Department of Gastroenterology, Nara Medical University, Kashihara, Nara 634-8521, Japan.
Department of Gastroenterology, Nara Medical University, Kashihara, Nara 634-8521, Japan.
Biochim Biophys Acta Mol Cell Res. 2024 Feb;1871(2):119649. doi: 10.1016/j.bbamcr.2023.119649. Epub 2023 Dec 12.
Sarcopenia is associated with mortality in patients with nonalcoholic steatohepatitis (NASH). Angiotensin II receptor blocker (ARB) has been suggested to prevent sarcopenia, but reports on its effect on NASH-derived skeletal muscle atrophy in conjunction with insulin-like growth factor 1 (IGF-1)-mediated muscle homeostasis are few. Our aim was to examine the combined effect of the ARB losartan and IGF-1 replacement on skeletal muscle atrophy in a methionine-choline deficient (MCD) diet-fed murine steatohepatitis model. The MCD-fed mice developed steatohepatitis and skeletal muscle atrophy, as indicated by the reduction of psoas muscle mass and attenuation of forelimb and hindlimb grip strength. Significantly suppressed steatohepatitis and skeletal muscle atrophy was observed after single treatment with ARB or IGF-1, and these effects were augmented after combination treatment. Treatment with ARB and IGF-1 effectively inhibited ubiquitin proteasome-mediated protein degradation by reducing forkhead box protein O1 (FOXO1) and FOXO3a transcriptional activity in the skeletal muscle. Combined ARB and IGF-1 decreased the intramuscular expression of proinflammatory cytokines (i.e., TNFα, IL6, and IL1β) and increased the Trolox equivalent antioxidant capacity and antioxidant enzymes (CAT, GPX1, SOD2, and CYTB). This antioxidant effect was based on downregulation of NADPH oxidase (NOX) 2, normalization of mitochondrial biogenesis and dynamics. Moreover, ARB increased the hepatic and plasma IGF-1 levels and improved steatohepatitis, leading to enhanced skeletal muscle protein synthesis mediated by IGF-1/ AKT/ mechanistic target of rapamycin signaling. Collectively, combined ARB and IGF-1 replacement could be a promising new therapeutic target for NASH-derived skeletal muscle wasting.
肌肉减少症与非酒精性脂肪性肝炎(NASH)患者的死亡率相关。

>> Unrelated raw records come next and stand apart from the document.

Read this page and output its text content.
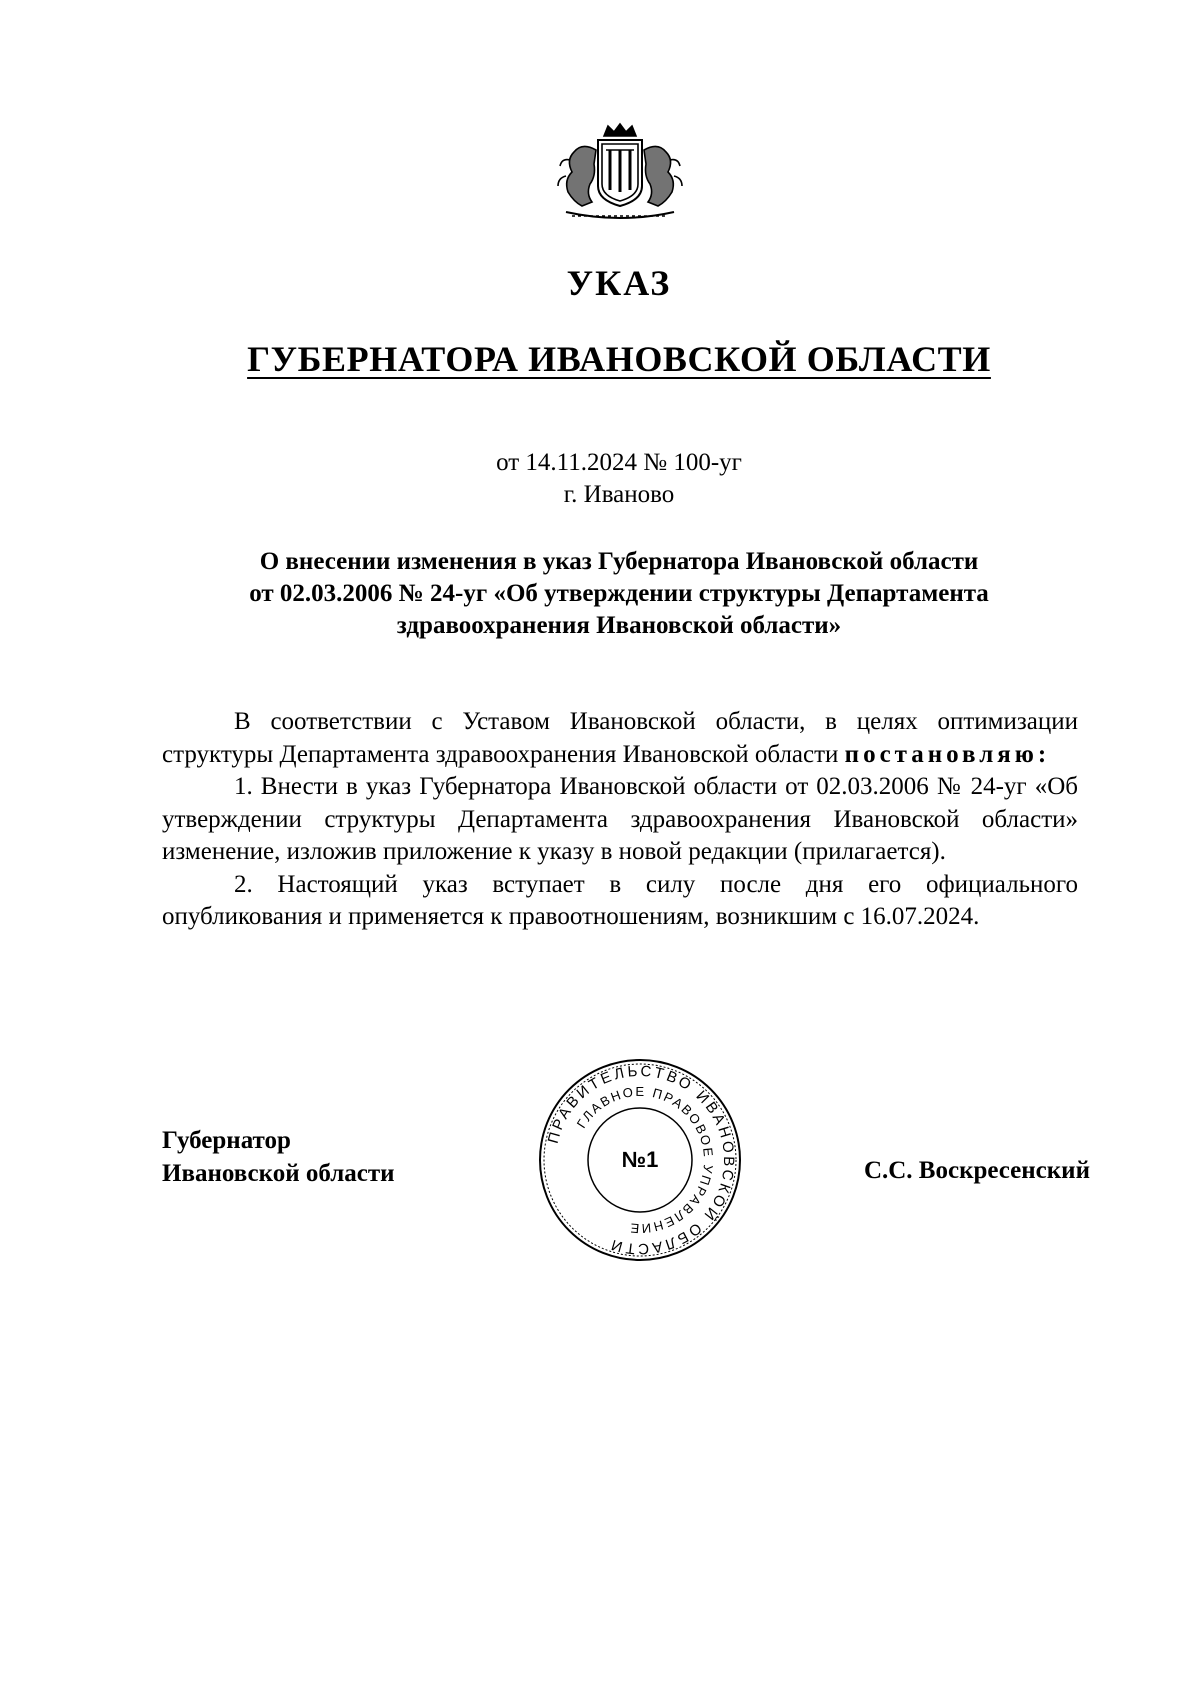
УКАЗ
ГУБЕРНАТОРА ИВАНОВСКОЙ ОБЛАСТИ
от 14.11.2024 № 100-уг
г. Иваново
О внесении изменения в указ Губернатора Ивановской области
от 02.03.2006 № 24-уг «Об утверждении структуры Департамента
здравоохранения Ивановской области»

В соответствии с Уставом Ивановской области, в целях оптимизации структуры Департамента здравоохранения Ивановской области постановляю:

1. Внести в указ Губернатора Ивановской области от 02.03.2006 № 24-уг «Об утверждении структуры Департамента здравоохранения Ивановской области» изменение, изложив приложение к указу в новой редакции (прилагается).

2. Настоящий указ вступает в силу после дня его официального опубликования и применяется к правоотношениям, возникшим с 16.07.2024.

Губернатор
Ивановской области
ПРАВИТЕЛЬСТВО ИВАНОВСКОЙ ОБЛАСТИ
ГЛАВНОЕ ПРАВОВОЕ УПРАВЛЕНИЕ
№1	С.С. Воскресенский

血管紧张素 II 受体阻滞剂(ARB)已被提议用于预防肌肉减少症,但关于其对 NASH 相关骨骼肌萎缩与胰岛素样生长因子 1(IGF-1)介导的肌肉动态平衡的影响的报告很少。我们的目的是在蛋氨酸-胆碱缺乏(MCD)饮食喂养的鼠脂肪性肝炎模型中检查 ARB 氯沙坦和 IGF-1 替代治疗对骨骼肌萎缩的联合作用。MCD 喂养的小鼠发生脂肪性肝炎和骨骼肌萎缩,表现为腰大肌质量减少和前肢和后肢握力减弱。ARB 或 IGF-1 的单一治疗可显著抑制脂肪性肝炎和骨骼肌萎缩,并且这些作用在联合治疗后增强。ARB 和 IGF-1 的联合治疗通过降低骨骼肌中叉头框蛋白 O1(FOXO1)和 FOXO3a 的转录活性有效抑制了泛素蛋白酶体介导的蛋白降解。联合 ARB 和 IGF-1 降低了肌肉内促炎细胞因子(即 TNFα、IL6 和 IL1β)的表达,并增加了 Trolox 等效抗氧化能力和抗氧化酶(CAT、GPX1、SOD2 和 CYTB)。这种抗氧化作用基于 NADPH 氧化酶(NOX)2 的下调、线粒体生物发生和动力学的正常化。此外,ARB 增加了肝和血浆 IGF-1 水平并改善了脂肪性肝炎,从而增强了 IGF-1/AKT/雷帕霉素靶蛋白信号介导的骨骼肌蛋白合成。总之,ARB 和 IGF-1 的联合替代可能是 NASH 相关骨骼肌消耗的有前途的新治疗靶点。